Und irgendwann war Dir klar: Das ist mein Weg?

Ich sag´s mal so. Ich bin sehr dörflich aufgewachsen, aber irgendwann wollte ich mich nicht mehr nur lokal engagieren. Ich wollte mehr. Ich hatte inzwischen so viel Selbstbewusstsein aufgebaut, dass ich mir das zutraute. Wenn ich heute sehe, wie mich damals allein diese drei Jahre verändert haben, ist das enorm. Vorher konnte ich mir jedenfalls kaum vorstellen, im Ausland zu leben oder ein Studium anzufangen. Sogar meine Heimat zu verlassen, erschien mir weit weg.

Das hat sich geändert. Denn Deinen Europäischen Freiwilligendienst hast Du in Litauen absolviert. Wieso gerade dort?

Das Ganze begann 2007. Damals war ich leider viel zu spät dran, um mich bei einer der etablierten Entsendeorganisationen für ein Projekt zu bewerben, auf das ich richtig Lust hatte. Dann gab es lange Gespräche mit der Evangelischen Akademie Sachsen-Anhalt. Und sie sagten mir, dass sie mich zu ihrem Partner in Litauen schicken könnten.

Einzige Bedingung: Ich müsste alles selbst in die Wege leiten. Und da ich unbedingt ins Ausland wollte und damals noch nicht wusste, welches Fach ich studieren sollte, sagte ich mir: Auf geht´s. Ich bin dann bei der Jugendorganisation "Centre for Creative Expression" in Kursenai gelandet.

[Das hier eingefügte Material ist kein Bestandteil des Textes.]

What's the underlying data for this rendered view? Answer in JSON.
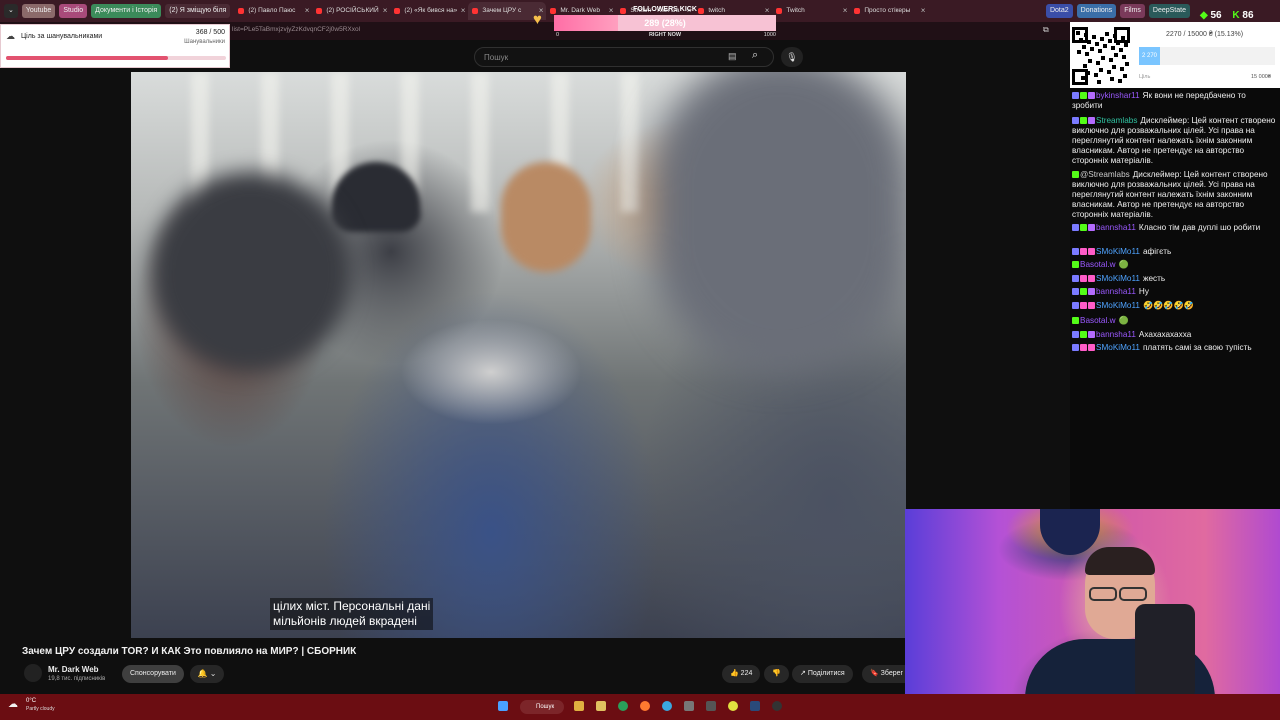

Ich brauchte drei Monate, um mich zu Recht zu finden. Niemals in meinem Leben wurde von mir so viel Eigenverantwortung und Eigeninitiative verlangt.

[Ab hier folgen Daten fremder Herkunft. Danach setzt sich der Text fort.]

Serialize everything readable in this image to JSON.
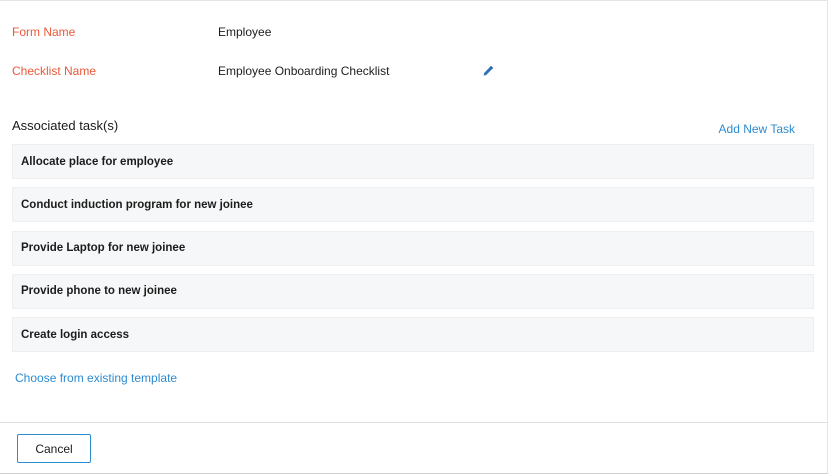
{
  "form": {
    "form_name_label": "Form Name",
    "form_name_value": "Employee",
    "checklist_name_label": "Checklist Name",
    "checklist_name_value": "Employee Onboarding Checklist",
    "edit_icon": "pencil-icon"
  },
  "tasks": {
    "heading": "Associated task(s)",
    "add_label": "Add New Task",
    "items": [
      "Allocate place for employee",
      "Conduct induction program for new joinee",
      "Provide Laptop for new joinee",
      "Provide phone to new joinee",
      "Create login access"
    ],
    "template_link": "Choose from existing template"
  },
  "footer": {
    "cancel_label": "Cancel"
  },
  "colors": {
    "label_accent": "#e8593a",
    "link_blue": "#2d8bd0",
    "row_bg": "#f6f7f8"
  }
}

Und hat sich der Sprung ins kalte Wasser gelohnt?

Auf jeden Fall. Aus heutiger Sicht würde ich sagen, dass das ein Glücksgriff war. Interkulturelle Abende, Filmprojekte, Umweltschutz für Grundschulkinder – es gab eigentlich kaum etwas, was ich nicht mit organisiert habe.

Wie ging es nach dem EFD weiter?

Ich habe ein deutsch-litauisches Jugendnetzwerk gegründet. Während meines Freiwilligendienstes war mir klar geworden, dass sich die Probleme der Jugendlichen in den ländlichen Regionen Litauens von denen in meiner Heimat kaum unterschieden. Der demografische Wandel, die Perspektivlosigkeit vieler Jugendlicher, die Politikverdrossenheit – da gab es viele Gemeinsamkeiten zwischen den Ländern.

Am Ende entstand dann das Netzwerk "niA_network in Action", eine von JUGEND für Europa geförderte Jugendinitiative – damals mein größtes, arbeitsintensivstes und langfristigstes Projekt. Mir war vor allem an Nachhaltigkeit gelegen. Und so entstanden Kontakte zu Organisationen und Politikern, die ich bis heute pflege.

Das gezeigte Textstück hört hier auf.